Говорю же, наш Плевакин старомоден. Дома-то у шефа евроремонт, но это всецело заслуга его супруги: Тамара Тимофеевна – женщина передовых взглядов. В рабочем кабинете нашего председателя суда царит номенклатурный шик советских времен. У Вари в «предбаннике» даже кулера нет, зато есть встроенный в мебель бар и холодильник с нарзаном.
– У себя, – кивнула мне она, удерживая строгое лицо, как маску. – Но пускать не велено.
– Всех? Или только меня? – ее лицо наводило на подозрения.
Варя хмыкнула.
– Шоколадом не поделишься? – я сменила тактику. – Дима кофе пить собрался, а у нас только сушки. Твердокаменные…
Маска превратилась в нормальное лицо. Секретарша шефа, хоть и замужняя дама, влюблена в моего помощника, это всем известно.
– Если спросит – меня не было, я вышла в туалет, – Варя вытащила из ящика стола шоколадку – целую, ненадкусанную – и покинула свой сторожевой пост.
Коварно улыбаясь, я сунула папку под мышку и двумя руками развела тяжелые дверные створки. За ними была вторая дверь – дубовая, полированная, обеспечивающая полную звукоизоляцию.
– Тук, тук! Можно? – Я толкнула дубовую дверь, но соваться за нее не спешила.
Шеф бывает гневлив, а на столе у него по моде былых времен и пресс-папье малахитовое имеется, и увесистый стакан для карандашей, и перекидной календарь на каменной подставке, и часы в бронзе, и даже сувенирный барометр.
Вот зачем ему барометр в кабинете, а?
– Так и знал, что явишься, – за дверью проскрежетали по паркету ножки начальственного трона.
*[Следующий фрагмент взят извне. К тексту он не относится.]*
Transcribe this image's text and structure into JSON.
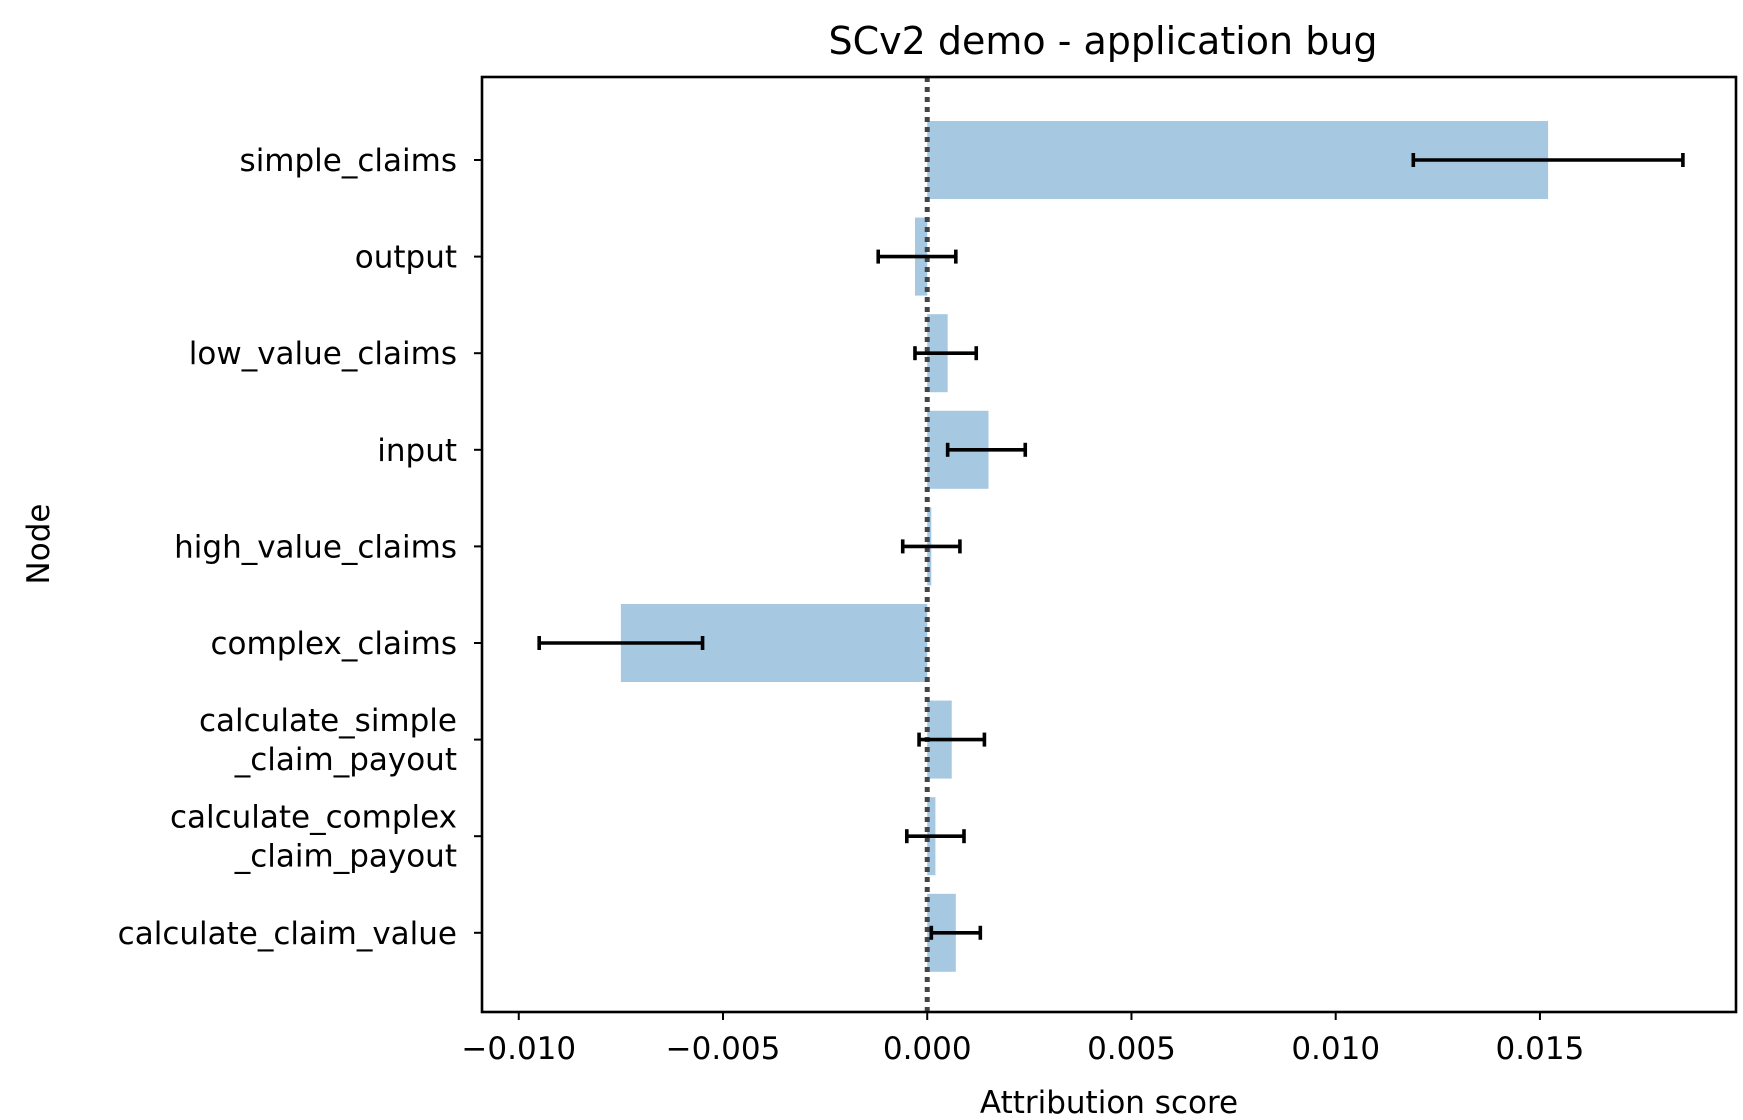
{
  "chart_data": {
    "type": "bar",
    "orientation": "horizontal",
    "title": "SCv2 demo - application bug",
    "xlabel": "Attribution score",
    "ylabel": "Node",
    "xlim": [
      -0.0109,
      0.0198
    ],
    "xticks": [
      -0.01,
      -0.005,
      0.0,
      0.005,
      0.01,
      0.015
    ],
    "xtick_labels": [
      "−0.010",
      "−0.005",
      "0.000",
      "0.005",
      "0.010",
      "0.015"
    ],
    "categories": [
      [
        "simple_claims"
      ],
      [
        "output"
      ],
      [
        "low_value_claims"
      ],
      [
        "input"
      ],
      [
        "high_value_claims"
      ],
      [
        "complex_claims"
      ],
      [
        "calculate_simple",
        "_claim_payout"
      ],
      [
        "calculate_complex",
        "_claim_payout"
      ],
      [
        "calculate_claim_value"
      ]
    ],
    "values": [
      0.0152,
      -0.0003,
      0.0005,
      0.0015,
      0.0001,
      -0.0075,
      0.0006,
      0.0002,
      0.0007
    ],
    "error_low": [
      0.0119,
      -0.0012,
      -0.0003,
      0.0005,
      -0.0006,
      -0.0095,
      -0.0002,
      -0.0005,
      0.0001
    ],
    "error_high": [
      0.0185,
      0.0007,
      0.0012,
      0.0024,
      0.0008,
      -0.0055,
      0.0014,
      0.0009,
      0.0013
    ],
    "reference_line": 0.0,
    "colors": {
      "bar": "#a6c8e1",
      "errorbar": "#000000",
      "reference": "#444444",
      "frame": "#000000"
    },
    "grid": false
  }
}
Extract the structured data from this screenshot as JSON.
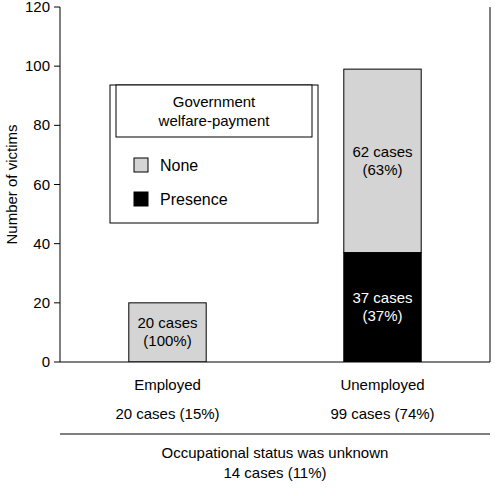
{
  "chart_data": {
    "type": "bar",
    "stacked": true,
    "y_label": "Number of victims",
    "categories": [
      "Employed",
      "Unemployed"
    ],
    "category_notes": [
      "20 cases (15%)",
      "99 cases (74%)"
    ],
    "footnote": [
      "Occupational status was unknown",
      "14 cases (11%)"
    ],
    "legend_title": "Government welfare-payment",
    "legend": "upper left",
    "data_labels": true,
    "series": [
      {
        "name": "Presence",
        "color": "#000000",
        "values": [
          0,
          37
        ],
        "value_labels": [
          null,
          "37 cases (37%)"
        ]
      },
      {
        "name": "None",
        "color": "#d4d4d4",
        "values": [
          20,
          62
        ],
        "value_labels": [
          "20 cases (100%)",
          "62 cases (63%)"
        ]
      }
    ],
    "ylim": [
      0,
      120
    ],
    "yticks": [
      0,
      20,
      40,
      60,
      80,
      100,
      120
    ],
    "grid": false
  }
}
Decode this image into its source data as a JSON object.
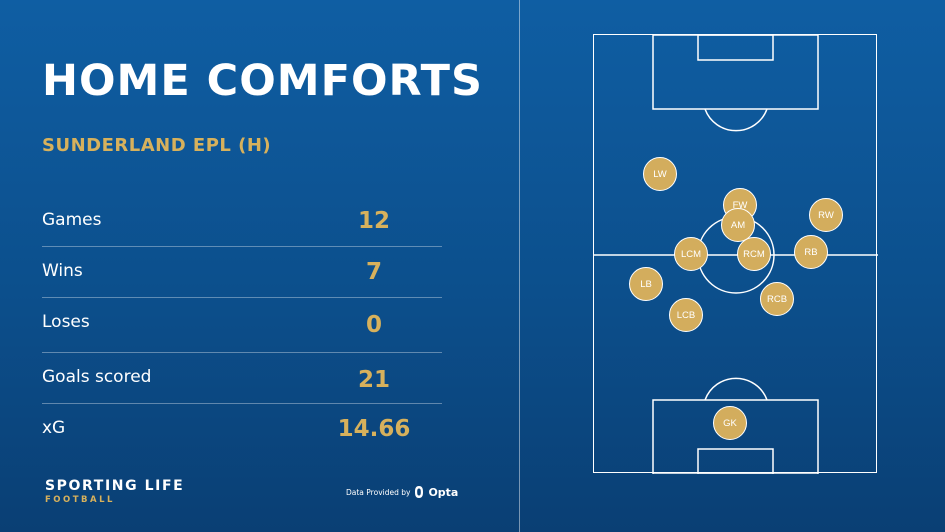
{
  "header": {
    "title": "HOME COMFORTS",
    "subtitle": "SUNDERLAND EPL (H)"
  },
  "stats": [
    {
      "label": "Games",
      "value": "12"
    },
    {
      "label": "Wins",
      "value": "7"
    },
    {
      "label": "Loses",
      "value": "0"
    },
    {
      "label": "Goals scored",
      "value": "21"
    },
    {
      "label": "xG",
      "value": "14.66"
    }
  ],
  "branding": {
    "name": "SPORTING LIFE",
    "sub": "FOOTBALL"
  },
  "credit": {
    "text": "Data Provided by",
    "provider": "Opta"
  },
  "formation": {
    "positions": {
      "lw": "LW",
      "fw": "FW",
      "am": "AM",
      "rw": "RW",
      "lcm": "LCM",
      "rcm": "RCM",
      "rb": "RB",
      "lb": "LB",
      "rcb": "RCB",
      "lcb": "LCB",
      "gk": "GK"
    }
  },
  "colors": {
    "accent": "#d7b15c",
    "background": "#0c4f8c",
    "player": "#d3ad5d"
  }
}
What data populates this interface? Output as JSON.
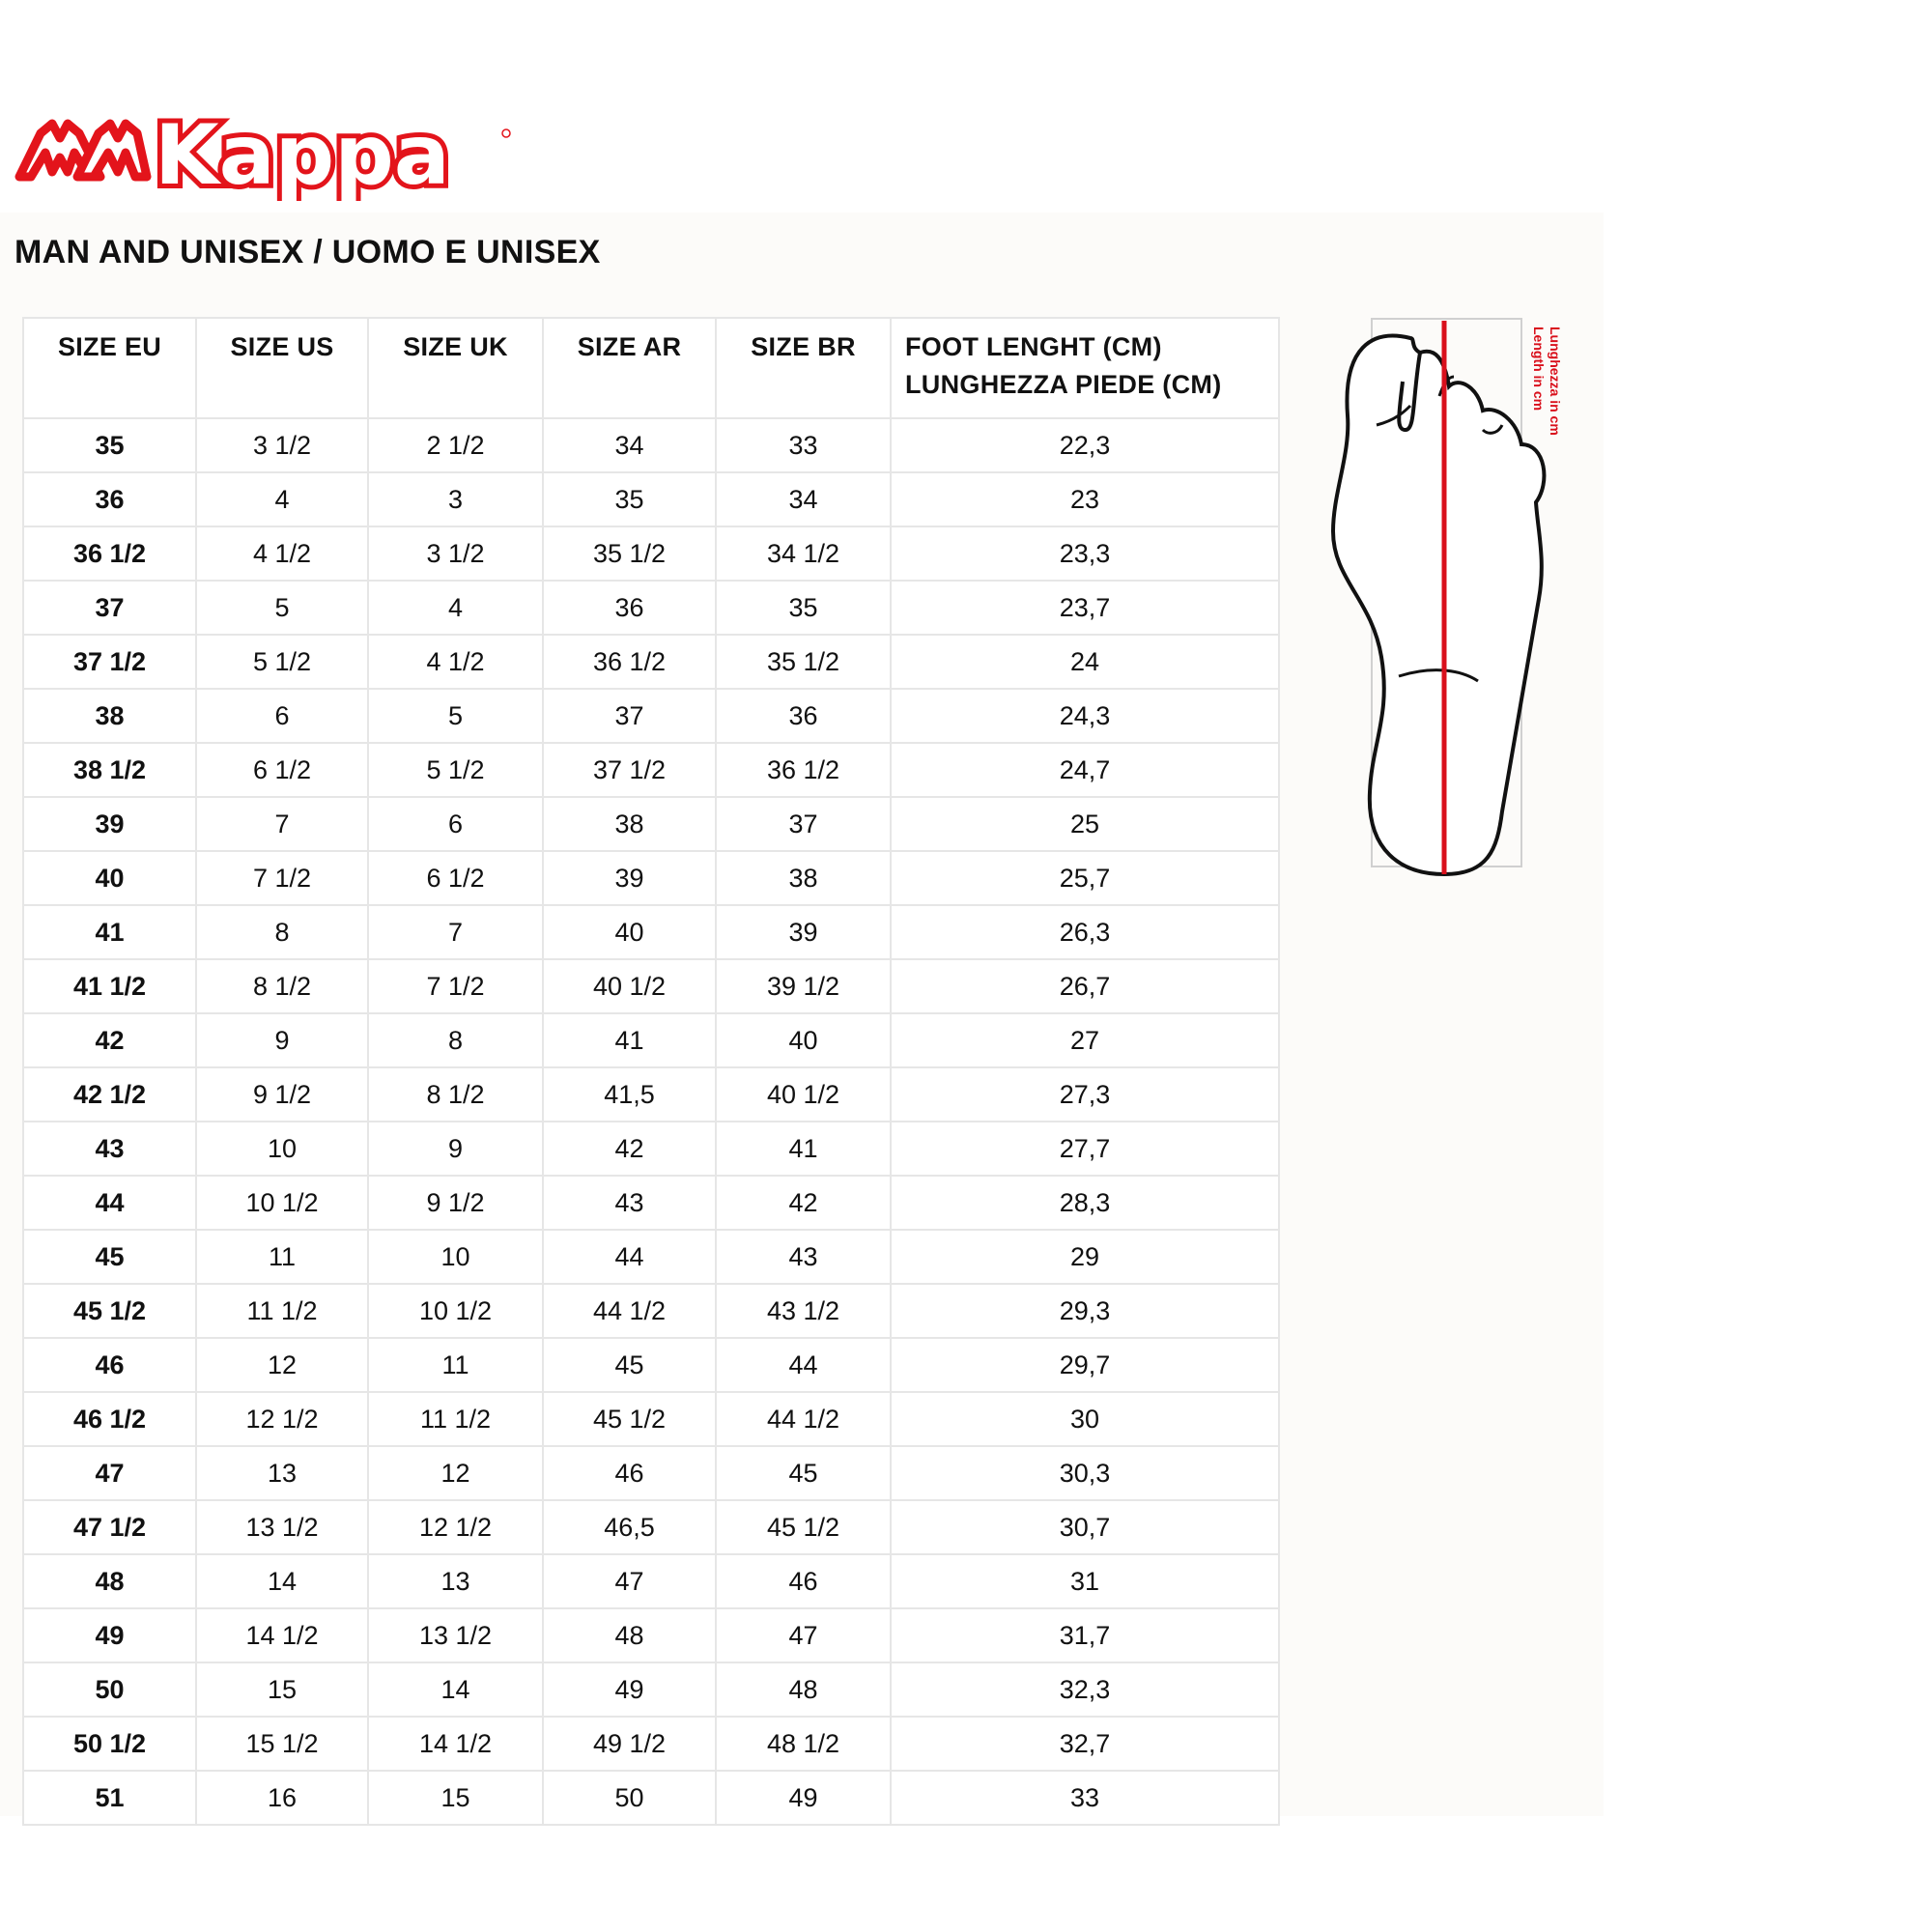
{
  "brand": {
    "name": "Kappa",
    "color": "#e3141b"
  },
  "title": "MAN AND UNISEX / UOMO E UNISEX",
  "table": {
    "headers": [
      "SIZE EU",
      "SIZE US",
      "SIZE UK",
      "SIZE AR",
      "SIZE BR"
    ],
    "foot_header": [
      "FOOT LENGHT (CM)",
      "LUNGHEZZA PIEDE (CM)"
    ],
    "rows": [
      [
        "35",
        "3 1/2",
        "2 1/2",
        "34",
        "33",
        "22,3"
      ],
      [
        "36",
        "4",
        "3",
        "35",
        "34",
        "23"
      ],
      [
        "36 1/2",
        "4 1/2",
        "3 1/2",
        "35 1/2",
        "34 1/2",
        "23,3"
      ],
      [
        "37",
        "5",
        "4",
        "36",
        "35",
        "23,7"
      ],
      [
        "37 1/2",
        "5 1/2",
        "4 1/2",
        "36 1/2",
        "35 1/2",
        "24"
      ],
      [
        "38",
        "6",
        "5",
        "37",
        "36",
        "24,3"
      ],
      [
        "38 1/2",
        "6 1/2",
        "5 1/2",
        "37 1/2",
        "36 1/2",
        "24,7"
      ],
      [
        "39",
        "7",
        "6",
        "38",
        "37",
        "25"
      ],
      [
        "40",
        "7 1/2",
        "6 1/2",
        "39",
        "38",
        "25,7"
      ],
      [
        "41",
        "8",
        "7",
        "40",
        "39",
        "26,3"
      ],
      [
        "41 1/2",
        "8 1/2",
        "7 1/2",
        "40 1/2",
        "39 1/2",
        "26,7"
      ],
      [
        "42",
        "9",
        "8",
        "41",
        "40",
        "27"
      ],
      [
        "42 1/2",
        "9 1/2",
        "8 1/2",
        "41,5",
        "40 1/2",
        "27,3"
      ],
      [
        "43",
        "10",
        "9",
        "42",
        "41",
        "27,7"
      ],
      [
        "44",
        "10 1/2",
        "9 1/2",
        "43",
        "42",
        "28,3"
      ],
      [
        "45",
        "11",
        "10",
        "44",
        "43",
        "29"
      ],
      [
        "45 1/2",
        "11 1/2",
        "10 1/2",
        "44 1/2",
        "43 1/2",
        "29,3"
      ],
      [
        "46",
        "12",
        "11",
        "45",
        "44",
        "29,7"
      ],
      [
        "46 1/2",
        "12 1/2",
        "11 1/2",
        "45 1/2",
        "44 1/2",
        "30"
      ],
      [
        "47",
        "13",
        "12",
        "46",
        "45",
        "30,3"
      ],
      [
        "47 1/2",
        "13 1/2",
        "12 1/2",
        "46,5",
        "45 1/2",
        "30,7"
      ],
      [
        "48",
        "14",
        "13",
        "47",
        "46",
        "31"
      ],
      [
        "49",
        "14 1/2",
        "13 1/2",
        "48",
        "47",
        "31,7"
      ],
      [
        "50",
        "15",
        "14",
        "49",
        "48",
        "32,3"
      ],
      [
        "50 1/2",
        "15 1/2",
        "14 1/2",
        "49 1/2",
        "48 1/2",
        "32,7"
      ],
      [
        "51",
        "16",
        "15",
        "50",
        "49",
        "33"
      ]
    ]
  },
  "foot_diagram": {
    "label_en": "Length in cm",
    "label_it": "Lunghezza in cm",
    "line_color": "#d9101c"
  }
}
Кресел на колесиках Анатолий Эммануилович не признает, ибо анахронизм же…
– Ну, заходи, раз пришла.
Я вошла в кабинет, проследовала к столу и остановилась, ожидая приглашения присесть.
Шеф покосился на стул. Я заняла его и положила папочку на стол перед собой.
Шеф откинулся в кресле, сложил руки на животе. Понятно: знает, что у меня в папке, и не хочет ее забирать.
– Анатолий Эммануилович, по поводу исков к Шоко-школе…
– Ты уже рассматривала такое дело.
– Не такое!
– Да? А в чем же разница? – шеф завалился на один бок и утопил висок в мягком подголовье – у него трон большой и удобный, хоть спи на нем.
– Не притворяйтесь, будто не понимаете! То дело никак меня лично не касалось.
Шеф округлил глаза, сделал плавное движение рукой – словно невидимую державу в воздухе покрутил: продолжай, мол. Все мое высочайшее внимание – твое!
– Вы же видели, в числе истцов – моя сестра.
– И-и-и-и? – Анатолий Эммануилович на троне плавно перетек на другой бок. – Ты не уверена в своей объективности? Можно ждать, что будешь предвзята?
– Конечно нет! Это было бы непрофессионально! – возмутилась я.
– Ну-у-у? И в чем тогда проблема? – Шеф потянулся вперед, поставил локти на стол и подпер голову ладонью.
Любуется моими моральными терзаниями, изверг!
– Я беру самоотвод, – твердо сказала я и подтолкнула к извергу папочку с кособоким бантиком.
– Самоотвод хочешь? – шеф как будто задумался. – А чаю с конфетками?
– Не будет вам чаю, – мстительно сказала я. – Варя сейчас пьет кофе с моим помощником.
– А, так вот как ты ее выманила, – Плевакин не рассердился, а свесился с трона в сторону и мягко загремел выдвижными ящичками. – Тогда просто конфеты, – он достал вазочку – резную прозрачную лодочку Гусь-Хрустального завода. – Хочешь «Красную Шапочку»?
– Хочу белый билет, – уныло скаламбурила я, уже догадываясь, что самоотвода мне не видать.
– На вот, скушай, – Анатолий Эммануилович придвинул ко мне вазочку. – Шоколад улучшает настроение.
Я скептически посмотрела на шефа.
Он у нас известный сладкоежка и обожает знакомые с детства шоколадные конфеты фабрик «Красный Октябрь» и «Рот Фронт». Варя постоянно затаривается их продукцией, но что-то не видно, чтобы Анатолий Эммануилович пребывал в приподнятом настроении.